De tijd verstreek en de lichtgevende wijzers van zijn horloge tikten langzaam rond. De trein leek er een eeuwigheid voor nodig te hebben om naar het volgende station te sukkelen en het duurde lang voordat ze weer in beweging kwamen. Hij hoorde stemmen en rammelend gereedschap terwijl de arbeiders het probleem verhielpen. Eindelijk kwam de dieselmotor hijgend weer op gang en de wagons schokten toen de locomotief optrok en doorreed. Het rammelen werd luider naarmate de trein vaart meerderde. Ben staarde in het donker naar boven en voelde het trillen van de wielen op de rails door de bedden en de dunne triplexwand naast hem trekken.

Hij kon de slaap heel, heel lang niet vatten. Pas toen de hemel oplichtte door de eerste stralen van de dageraad vielen zijn ogen dicht en voelde hij zich wegdrijven. Zijn lichaam wiegde zachtjes door het bewegen van de trein. Hij ademde langzaam en oppervlakkig en zijn ogen waren gesloten. In zijn dromen was hij ver weg.

De lucht was koel en scherp en de zee glinsterde in het zonlicht. Hij stond op het geboende withouten dek van een jacht. Warmte op zijn gezicht. Het fluisteren van blauwgroen water dat tegen de romp klotste.

Hij hoorde een stem en draaide zich langzaam om om te zien waar die vandaan kwam.

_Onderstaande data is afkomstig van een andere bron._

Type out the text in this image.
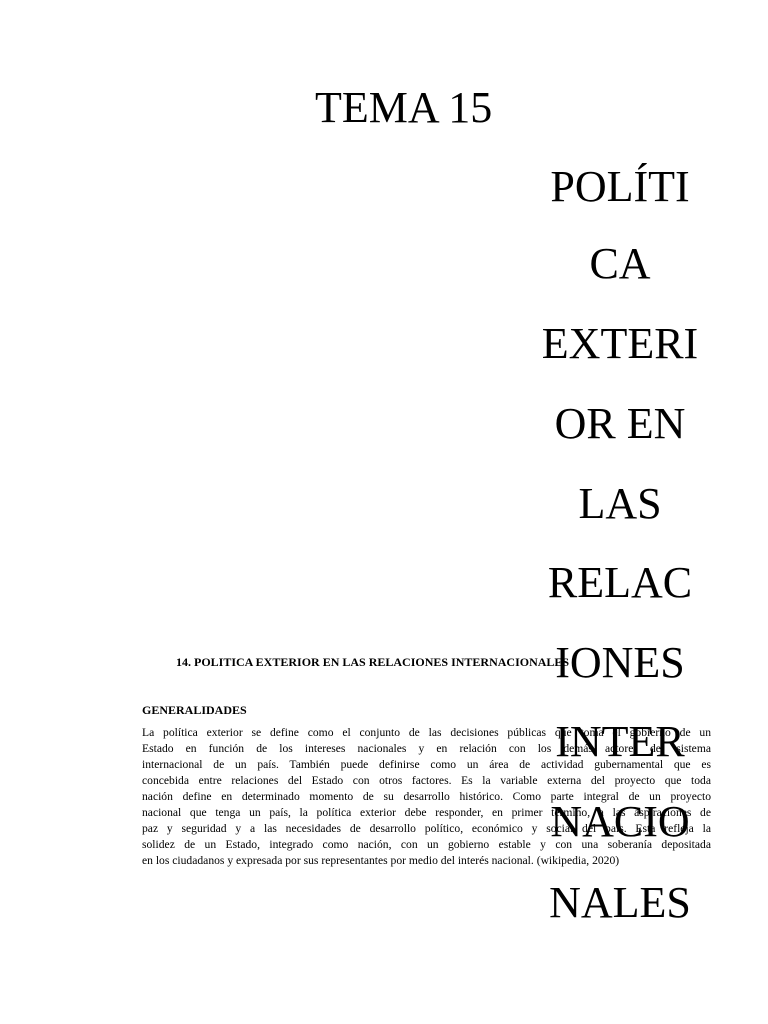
TEMA 15
14. POLITICA EXTERIOR EN LAS RELACIONES INTERNACIONALES
GENERALIDADES
La política exterior se define como el conjunto de las decisiones públicas que toma el gobierno de un
Estado en función de los intereses nacionales y en relación con los demás actores del sistema
internacional de un país. También puede definirse como un área de actividad gubernamental que es
concebida entre relaciones del Estado con otros factores. Es la variable externa del proyecto que toda
nación define en determinado momento de su desarrollo histórico. Como parte integral de un proyecto
nacional que tenga un país, la política exterior debe responder, en primer término, a las aspiraciones de
paz y seguridad y a las necesidades de desarrollo político, económico y social del país. Esta refleja la
solidez de un Estado, integrado como nación, con un gobierno estable y con una soberanía depositada
en los ciudadanos y expresada por sus representantes por medio del interés nacional. (wikipedia, 2020)
POLÍTI
CA
EXTERI
OR EN
LAS
RELAC
IONES
INTER
NACIO
NALES
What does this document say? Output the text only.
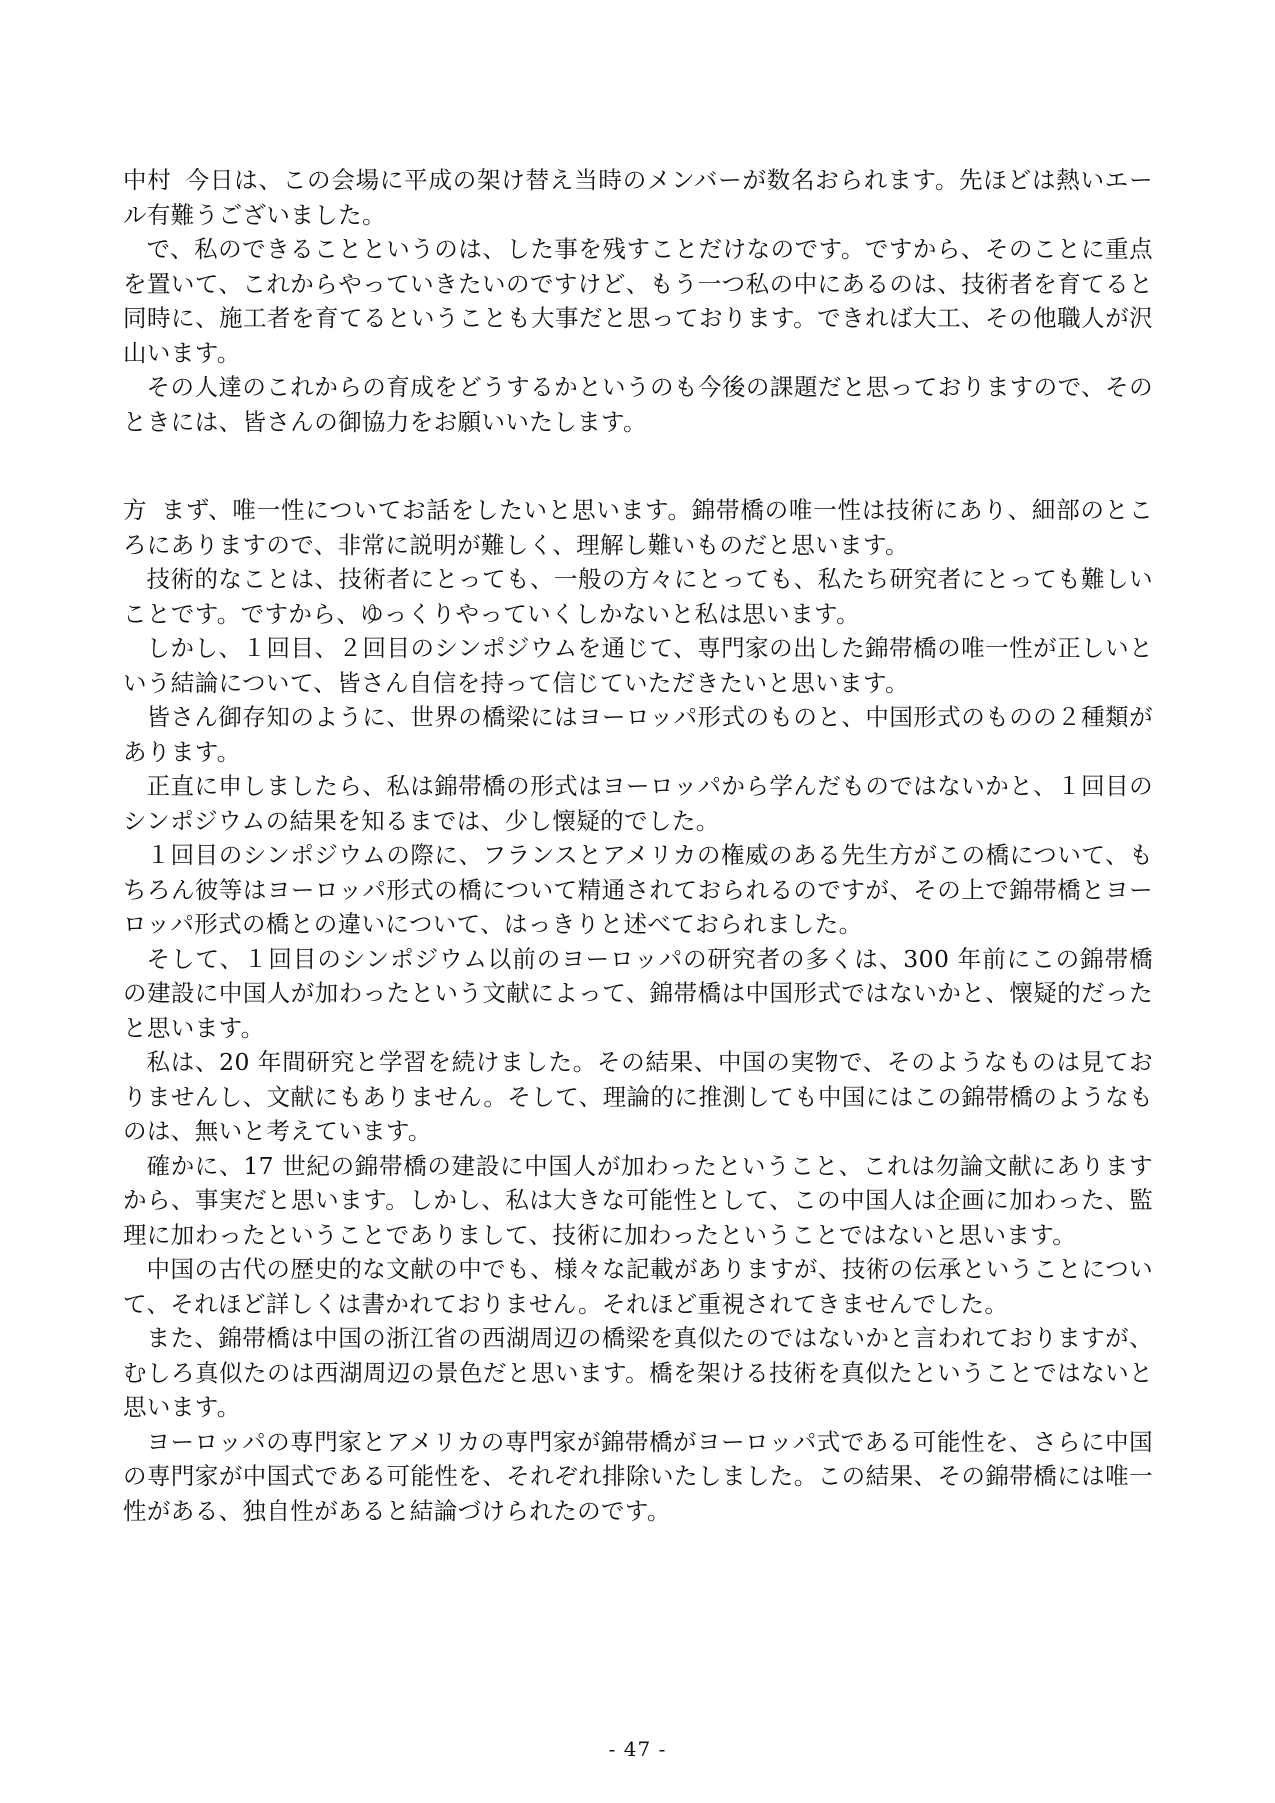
中村 今日は、この会場に平成の架け替え当時のメンバーが数名おられます。先ほどは熱いエール有難うございました。

で、私のできることというのは、した事を残すことだけなのです。ですから、そのことに重点を置いて、これからやっていきたいのですけど、もう一つ私の中にあるのは、技術者を育てると同時に、施工者を育てるということも大事だと思っております。できれば大工、その他職人が沢山います。

その人達のこれからの育成をどうするかというのも今後の課題だと思っておりますので、そのときには、皆さんの御協力をお願いいたします。

方 まず、唯一性についてお話をしたいと思います。錦帯橋の唯一性は技術にあり、細部のところにありますので、非常に説明が難しく、理解し難いものだと思います。

技術的なことは、技術者にとっても、一般の方々にとっても、私たち研究者にとっても難しいことです。ですから、ゆっくりやっていくしかないと私は思います。

しかし、１回目、２回目のシンポジウムを通じて、専門家の出した錦帯橋の唯一性が正しいという結論について、皆さん自信を持って信じていただきたいと思います。

皆さん御存知のように、世界の橋梁にはヨーロッパ形式のものと、中国形式のものの２種類があります。

正直に申しましたら、私は錦帯橋の形式はヨーロッパから学んだものではないかと、１回目のシンポジウムの結果を知るまでは、少し懐疑的でした。

１回目のシンポジウムの際に、フランスとアメリカの権威のある先生方がこの橋について、もちろん彼等はヨーロッパ形式の橋について精通されておられるのですが、その上で錦帯橋とヨーロッパ形式の橋との違いについて、はっきりと述べておられました。

そして、１回目のシンポジウム以前のヨーロッパの研究者の多くは、300 年前にこの錦帯橋の建設に中国人が加わったという文献によって、錦帯橋は中国形式ではないかと、懐疑的だったと思います。

私は、20 年間研究と学習を続けました。その結果、中国の実物で、そのようなものは見ておりませんし、文献にもありません。そして、理論的に推測しても中国にはこの錦帯橋のようなものは、無いと考えています。

確かに、17 世紀の錦帯橋の建設に中国人が加わったということ、これは勿論文献にありますから、事実だと思います。しかし、私は大きな可能性として、この中国人は企画に加わった、監理に加わったということでありまして、技術に加わったということではないと思います。

中国の古代の歴史的な文献の中でも、様々な記載がありますが、技術の伝承ということについて、それほど詳しくは書かれておりません。それほど重視されてきませんでした。

また、錦帯橋は中国の浙江省の西湖周辺の橋梁を真似たのではないかと言われておりますが、むしろ真似たのは西湖周辺の景色だと思います。橋を架ける技術を真似たということではないと思います。

ヨーロッパの専門家とアメリカの専門家が錦帯橋がヨーロッパ式である可能性を、さらに中国の専門家が中国式である可能性を、それぞれ排除いたしました。この結果、その錦帯橋には唯一性がある、独自性があると結論づけられたのです。

- 47 -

Aan de andere kant van het dek, tegen de achtergrond van de eindeloze watervlakte, stond Harry Paxton. Hij glimlachte vriendelijk en was gekleed in het oude gevechtspak dat hij in Makapela Creek had gedragen.

Vóór hem, met haar rug strak tegen zijn lichaam, stond Zara. Ze verzette zich tegen zijn greep en haar ogen waren vol angst. Tegen haar rechterslaap drukte de loop van het pistool dat Paxton in zijn hand had.

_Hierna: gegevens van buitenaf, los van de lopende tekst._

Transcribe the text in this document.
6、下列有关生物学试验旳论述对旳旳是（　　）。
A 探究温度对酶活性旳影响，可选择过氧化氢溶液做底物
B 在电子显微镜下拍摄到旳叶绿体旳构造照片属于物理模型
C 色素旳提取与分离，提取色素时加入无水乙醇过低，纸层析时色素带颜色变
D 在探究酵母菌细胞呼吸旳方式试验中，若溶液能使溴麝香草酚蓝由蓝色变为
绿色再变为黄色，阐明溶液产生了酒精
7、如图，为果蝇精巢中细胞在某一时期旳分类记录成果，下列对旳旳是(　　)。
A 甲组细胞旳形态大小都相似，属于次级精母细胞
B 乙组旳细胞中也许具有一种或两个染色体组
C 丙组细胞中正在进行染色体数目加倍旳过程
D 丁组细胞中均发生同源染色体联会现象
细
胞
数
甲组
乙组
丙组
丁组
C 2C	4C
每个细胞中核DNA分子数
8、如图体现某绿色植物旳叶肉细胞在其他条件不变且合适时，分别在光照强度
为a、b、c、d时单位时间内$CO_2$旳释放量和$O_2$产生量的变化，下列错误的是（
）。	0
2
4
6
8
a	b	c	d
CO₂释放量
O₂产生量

Ben wilde naar hen toe rennen, ‘Nee! Laat haar gaan!’ roepen, maar zijn stem was zwak en hoe sneller hij rende, hoe verder Paxton en Zara zich van hem leken te verwijderen, tot het dek tussen hem en hen zich over honderden meters uitstrekte.

Toen was het alsof het steeds steiler werd, zodat ze hoog boven hem stonden. Hij klauterde er wanhopig tegenop, gleed terug, vocht zich verder, gleed opnieuw terug. Hij riep: ‘Nee! Nee!’ toen hij zag dat Paxtons vinger zich om de trekker spande.

Het oorverdovende schot maakte dat Ben recht overeind schoot op zijn bed en zijn hoofd stootte aan het lage plafond van de slaapcoupé.

Alleen maar een droom.

Maar het was geen droom. Kirby gilde van paniek op het onderste bed toen er opnieuw schoten klonken, gevolgd door een salvo mitrailleurvuur. Opeens verscheen er een rij gaten in de zijwand van de coupé. Dunne stralen zonlicht stroomden naar binnen.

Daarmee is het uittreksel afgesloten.